支払督促とは、「債務名義」という強制執行を行う前提となる権利を確定させる裁判上の手続の一種です。

裁判所から支払督促が届いたら、送達後2週間以内に裁判所へ「督促異議申立書」を提出する必要があります。なお、提出方法は郵送でも問題ありません。

督促異議申立書を提出すると、事務的な手続から通常の訴訟手続きへと移行することになります。

もし、何の対応もしなかった場合、「仮執行宣言付与」という過程を経て、事務的に「債務名義」を取得されてしまうことになります。

届いたまま放置してしまいますと、例えば、本来であれば時効の主張ができた場合であっても、給料の差押えや銀行口座の差押え等強制執行をされてしまう恐れがあります。

届いた書類を見てどのように対応すれば良いかわからない場合は、すぐに専門家に相談しましょう。

訴状

訴状が届いた場合、裁判が始まることになります。

届いた書類の中には、何月何日何時に裁判所へ来るようにという呼出状が同封されています。

この期日に裁判所へ行くか、あらあじめ「答弁書」という書類を裁判所へ提出しておかないと、相手方の請求のが認められ、判決へと手続が移行してしまいます。

その結果、判決が確定すると支払督促同様に「債務名義」を取得され、相手方は強制執行が可能となってしまいます。

訴訟自体に異論がある場合や請求は認めるが和解交渉を行いたい場合には、その期日に裁判所へ行って、法廷にてご自身の主張を行うか、「答弁書」を提出しなければなりません。

債権差押命令

債務名義を取得した業者は、訴訟手続を経て、なお支払に応じない方に対しては、その方が保有している財産に対して強制執行の手続をとることが可能となります。

強制執行の対象物財産として多いものが給料や預金といった「債権」です。

給料差押の手続は、給料を払う側である勤務先にも債権差押命令が送達されます。
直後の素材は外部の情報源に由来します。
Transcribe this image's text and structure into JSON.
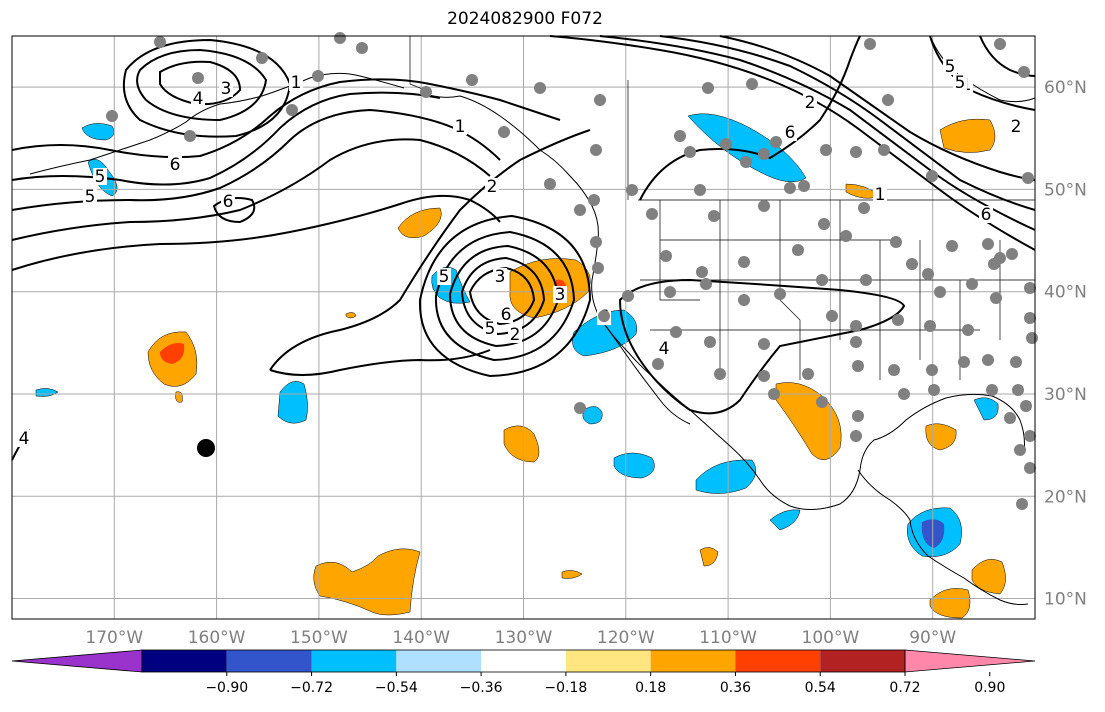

これは給料が支給されることを防ぐための措置ですが、これにより勤務先へは借入等が明るみになってしまいます。

※なお、差押とはいっても、給料に関しては全額が差し押さえられるわけではなく、1回の給料(税金等控除後)に対して4分の1(ただし33万円を超えた部分については超えた額全額)までとなりますが、それが差押金額全額に満たない場合、毎月給料から4分の1が天引きされることになります。

預金口座の差押の場合、口座に入っている金額がそのまま差押されます。そのため業者側は最も口座にお金が入っていそうな、給料日に近い25日から月末を目掛けて差押えをしてくることがしばしばあります。

実際に差押えされてしまった場合、業者側も交渉の余地がないものとして差押金額を一括で返済するほか差押の取下げに応じていただく事は困難です。

返済が厳しい状況に陥ってしまった場合、可能な限り早期に債務整理を行うべきと存じます。